Liberal support is not indispensable to the cause of Black freedom. In fact, liberalism is one of the most effective tools in keeping Black liberation at bay. It glorifies waiting peacefully for justice. Not even dogs are asked to sit during their abuse.

And it is liberals Obama has in mind when he speaks about a potential audience. As a man who has had his effigy lynched and is called an American-hating terrorist more than any person alive, he knows better than most that conservatives do not come around no matter how much deference is shown, how many times magnanimity is performed, or how many times a Black hand reaches across to “the other side”.

Maybe slogans designed to save our lives should not be designed, primarily, for others. Maybe direct and forthright statements have longer longevity, provide better comfort and inspiration to those they are intended to serve than the ones watered down to please an audience ambivalent on the question of justice.

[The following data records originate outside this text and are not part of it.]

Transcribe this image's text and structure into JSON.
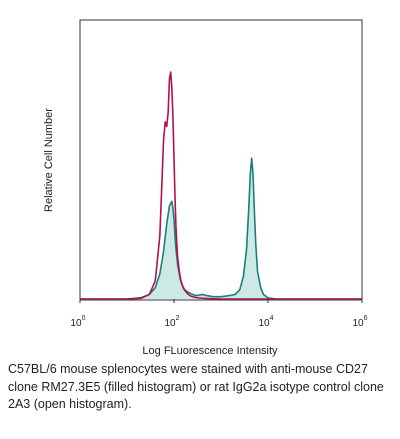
{
  "chart_data": {
    "type": "line",
    "title": "",
    "xlabel": "Log FLuorescence Intensity",
    "ylabel": "Relative Cell Number",
    "x_scale": "log",
    "xlim": [
      1,
      1000000
    ],
    "ylim": [
      0,
      1
    ],
    "x_ticks": [
      {
        "value": 1,
        "base": "10",
        "exp": "0"
      },
      {
        "value": 100,
        "base": "10",
        "exp": "2"
      },
      {
        "value": 10000,
        "base": "10",
        "exp": "4"
      },
      {
        "value": 1000000,
        "base": "10",
        "exp": "6"
      }
    ],
    "grid": false,
    "legend": "none",
    "series": [
      {
        "label_in_caption": "anti-mouse CD27 clone RM27.3E5 (filled histogram)",
        "color": "#1a7f7a",
        "fill": "#cde9e6",
        "filled": true,
        "x": [
          1,
          10,
          20,
          30,
          40,
          50,
          60,
          70,
          80,
          90,
          95,
          100,
          105,
          110,
          120,
          135,
          150,
          170,
          200,
          250,
          300,
          400,
          500,
          700,
          1000,
          1500,
          2000,
          2500,
          3000,
          3500,
          3900,
          4200,
          4500,
          4800,
          5100,
          5500,
          6000,
          7000,
          8000,
          10000,
          15000,
          30000,
          100000,
          1000000
        ],
        "y": [
          0,
          0,
          0.006,
          0.02,
          0.05,
          0.11,
          0.21,
          0.33,
          0.41,
          0.43,
          0.4,
          0.35,
          0.28,
          0.22,
          0.15,
          0.09,
          0.06,
          0.04,
          0.03,
          0.02,
          0.015,
          0.02,
          0.015,
          0.01,
          0.01,
          0.015,
          0.02,
          0.04,
          0.1,
          0.22,
          0.4,
          0.55,
          0.62,
          0.55,
          0.4,
          0.24,
          0.12,
          0.05,
          0.02,
          0.005,
          0,
          0,
          0,
          0
        ]
      },
      {
        "label_in_caption": "rat IgG2a isotype control clone 2A3 (open histogram)",
        "color": "#b0124e",
        "filled": false,
        "x": [
          1,
          10,
          20,
          30,
          40,
          50,
          55,
          60,
          65,
          70,
          75,
          80,
          85,
          90,
          95,
          100,
          105,
          110,
          115,
          120,
          130,
          140,
          160,
          190,
          230,
          300,
          400,
          1000,
          1000000
        ],
        "y": [
          0,
          0,
          0.003,
          0.02,
          0.08,
          0.28,
          0.5,
          0.7,
          0.78,
          0.76,
          0.82,
          0.97,
          1.0,
          0.93,
          0.8,
          0.62,
          0.45,
          0.32,
          0.24,
          0.18,
          0.12,
          0.08,
          0.045,
          0.025,
          0.012,
          0.006,
          0.003,
          0,
          0
        ]
      }
    ]
  },
  "caption": "C57BL/6 mouse splenocytes were stained with anti-mouse CD27 clone RM27.3E5 (filled histogram) or rat IgG2a isotype control clone 2A3 (open histogram)."
}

The black glove-fisted chants of “Black Power” may, in the end, prove to have done more good for the cause of freedom than “keep hope alive”. Maybe #landback addresses a specific injury, agitates for material reparations, and is a necessary cutting through the colonising culture that trained its young to sing “this land is your land, this land is my land”.

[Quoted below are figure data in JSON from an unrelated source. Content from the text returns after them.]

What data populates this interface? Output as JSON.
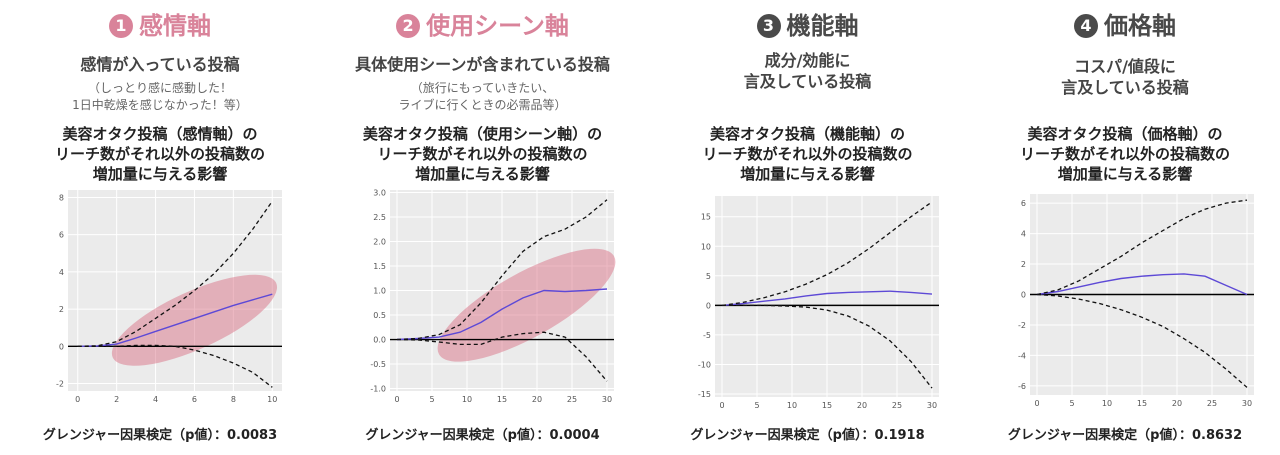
{
  "colors": {
    "pink": "#d9839a",
    "gray": "#4a4a4a",
    "shade": "#d6677c",
    "ci": "#111111",
    "irf": "#5d49d6"
  },
  "panels": [
    {
      "number": "1",
      "title": "感情軸",
      "accent": "#d9839a",
      "desc": [
        "感情が入っている投稿"
      ],
      "sub": [
        "（しっとり感に感動した！",
        "1日中乾燥を感じなかった！等）"
      ],
      "chart_title": [
        "美容オタク投稿（感情軸）の",
        "リーチ数がそれ以外の投稿数の",
        "増加量に与える影響"
      ],
      "footer": "グレンジャー因果検定（p値）：0.0083"
    },
    {
      "number": "2",
      "title": "使用シーン軸",
      "accent": "#d9839a",
      "desc": [
        "具体使用シーンが含まれている投稿"
      ],
      "sub": [
        "（旅行にもっていきたい、",
        "ライブに行くときの必需品等）"
      ],
      "chart_title": [
        "美容オタク投稿（使用シーン軸）の",
        "リーチ数がそれ以外の投稿数の",
        "増加量に与える影響"
      ],
      "footer": "グレンジャー因果検定（p値）：0.0004"
    },
    {
      "number": "3",
      "title": "機能軸",
      "accent": "#4a4a4a",
      "desc": [
        "成分/効能に",
        "言及している投稿"
      ],
      "sub": [],
      "chart_title": [
        "美容オタク投稿（機能軸）の",
        "リーチ数がそれ以外の投稿数の",
        "増加量に与える影響"
      ],
      "footer": "グレンジャー因果検定（p値）：0.1918"
    },
    {
      "number": "4",
      "title": "価格軸",
      "accent": "#4a4a4a",
      "desc": [
        "コスパ/値段に",
        "言及している投稿"
      ],
      "sub": [],
      "chart_title": [
        "美容オタク投稿（価格軸）の",
        "リーチ数がそれ以外の投稿数の",
        "増加量に与える影響"
      ],
      "footer": "グレンジャー因果検定（p値）：0.8632"
    }
  ],
  "chart_data": [
    {
      "type": "line",
      "x": [
        0,
        1,
        2,
        3,
        4,
        5,
        6,
        7,
        8,
        9,
        10
      ],
      "xlim": [
        -0.5,
        10.5
      ],
      "ylim": [
        -2.4,
        8.4
      ],
      "xticks": [
        0,
        2,
        4,
        6,
        8,
        10
      ],
      "yticks": [
        -2,
        0,
        2,
        4,
        6,
        8
      ],
      "series": [
        {
          "role": "response",
          "values": [
            0,
            0.02,
            0.12,
            0.45,
            0.8,
            1.15,
            1.5,
            1.85,
            2.2,
            2.5,
            2.8
          ]
        },
        {
          "role": "upper",
          "values": [
            0,
            0.03,
            0.25,
            0.8,
            1.5,
            2.2,
            3.0,
            3.9,
            5.0,
            6.3,
            7.8
          ]
        },
        {
          "role": "lower",
          "values": [
            0,
            0,
            0,
            0.05,
            0.05,
            0,
            -0.2,
            -0.5,
            -0.9,
            -1.4,
            -2.2
          ]
        }
      ],
      "highlight": {
        "shape": "ellipse",
        "x": [
          1.8,
          10.2
        ],
        "y": [
          -0.6,
          3.4
        ]
      }
    },
    {
      "type": "line",
      "x": [
        0,
        3,
        6,
        9,
        12,
        15,
        18,
        21,
        24,
        27,
        30
      ],
      "xlim": [
        -1,
        31
      ],
      "ylim": [
        -1.05,
        3.05
      ],
      "xticks": [
        0,
        5,
        10,
        15,
        20,
        25,
        30
      ],
      "yticks": [
        -1.0,
        -0.5,
        0.0,
        0.5,
        1.0,
        1.5,
        2.0,
        2.5,
        3.0
      ],
      "series": [
        {
          "role": "response",
          "values": [
            0,
            0.02,
            0.05,
            0.15,
            0.35,
            0.62,
            0.85,
            1.0,
            0.98,
            1.0,
            1.03
          ]
        },
        {
          "role": "upper",
          "values": [
            0,
            0.02,
            0.1,
            0.3,
            0.75,
            1.3,
            1.8,
            2.1,
            2.25,
            2.5,
            2.85
          ]
        },
        {
          "role": "lower",
          "values": [
            0,
            -0.01,
            -0.05,
            -0.1,
            -0.1,
            0.05,
            0.12,
            0.15,
            0.05,
            -0.35,
            -0.85
          ]
        }
      ],
      "highlight": {
        "shape": "ellipse",
        "x": [
          6,
          31
        ],
        "y": [
          -0.3,
          1.7
        ]
      }
    },
    {
      "type": "line",
      "x": [
        0,
        3,
        6,
        9,
        12,
        15,
        18,
        21,
        24,
        27,
        30
      ],
      "xlim": [
        -1,
        31
      ],
      "ylim": [
        -15.5,
        18.5
      ],
      "xticks": [
        0,
        5,
        10,
        15,
        20,
        25,
        30
      ],
      "yticks": [
        -15,
        -10,
        -5,
        0,
        5,
        10,
        15
      ],
      "series": [
        {
          "role": "response",
          "values": [
            0,
            0.3,
            0.7,
            1.1,
            1.6,
            2.0,
            2.2,
            2.3,
            2.4,
            2.2,
            1.9
          ]
        },
        {
          "role": "upper",
          "values": [
            0,
            0.5,
            1.3,
            2.3,
            3.6,
            5.2,
            7.2,
            9.6,
            12.3,
            15.0,
            17.5
          ]
        },
        {
          "role": "lower",
          "values": [
            0,
            0,
            0,
            -0.1,
            -0.3,
            -0.8,
            -1.8,
            -3.5,
            -6.0,
            -9.5,
            -14.0
          ]
        }
      ]
    },
    {
      "type": "line",
      "x": [
        0,
        3,
        6,
        9,
        12,
        15,
        18,
        21,
        24,
        27,
        30
      ],
      "xlim": [
        -1,
        31
      ],
      "ylim": [
        -6.6,
        6.6
      ],
      "xticks": [
        0,
        5,
        10,
        15,
        20,
        25,
        30
      ],
      "yticks": [
        -6,
        -4,
        -2,
        0,
        2,
        4,
        6
      ],
      "series": [
        {
          "role": "response",
          "values": [
            0,
            0.2,
            0.5,
            0.8,
            1.05,
            1.2,
            1.3,
            1.35,
            1.2,
            0.6,
            0
          ]
        },
        {
          "role": "upper",
          "values": [
            0,
            0.3,
            0.9,
            1.7,
            2.5,
            3.4,
            4.2,
            5.0,
            5.6,
            6.0,
            6.2
          ]
        },
        {
          "role": "lower",
          "values": [
            0,
            -0.1,
            -0.3,
            -0.6,
            -1.0,
            -1.5,
            -2.1,
            -2.9,
            -3.8,
            -4.9,
            -6.1
          ]
        }
      ]
    }
  ]
}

The bugle has sounded but the liberal reinforcements are not coming. Instead, they have pretty much carried on with their lives save the occasional nod to the phrase “the country is going through a racial reckoning”. A phrase that suggests the demand for “accountability” is the equal and opposite reaction to a hemisphere’s half a millennium of anti-Black asphyxiation.

It is not clear how we would arrive at a criminal justice system that treats everybody fairly in a country where half of the electorate voted for the re-election of a white supremacist administration. Some of these 73 million are senators, wardens, police union presidents, security guards, judges and correctional officers. It is no more likely that they are interested in an equitable society than yesterday’s segregationists and confederates whose monuments they fight to preserve.

Revolutionaries, when they are white, are held up as models by politicians like Obama. Even when their “snappy slogans” are a good deal more aggressive, polarising and threatening than “Defund the Police”. Patrick Henry’s “Give me liberty or give me death!” was likely not warmly received by British loyalists and yet he is praised.

Certainly, the Black people he enslaved and had whipped had just as much right to be just as forceful. Certainly, the protest against the “general warrant” that gave British colonial administrators the right to rampage through settler homes can also be adopted by Black people against the institution these settlers birthed. The one which broke down Breonna Taylor’s door and shot. The one which gropes teenagers against cars and stops and searches the vehicles of Black people who seem to be addicted to having their tail lights out.

Obama’s implication that substantial change only comes about after a door-knocking campaign and recruitment from those who have shown a passing interest in Black survival is not supported by historical evidence. It is a nationalist myth. One that shouts we are in this together as one American people instead of bearing witness to society as it is: a concatenation of local struggles, warring classes and interests, historical patterns of discrimination, and an entrenched and popular disinterest in justice for Black people.

The liberals are not coming. Their war horses will never leave the stable no matter how flowery the invitation. We would do well to stop listening to Obama and get on with the business of uncompromising struggle for freedom.

The views expressed in this article are the author’s own and do not necessarily reflect Al Jazeera’s editorial stance.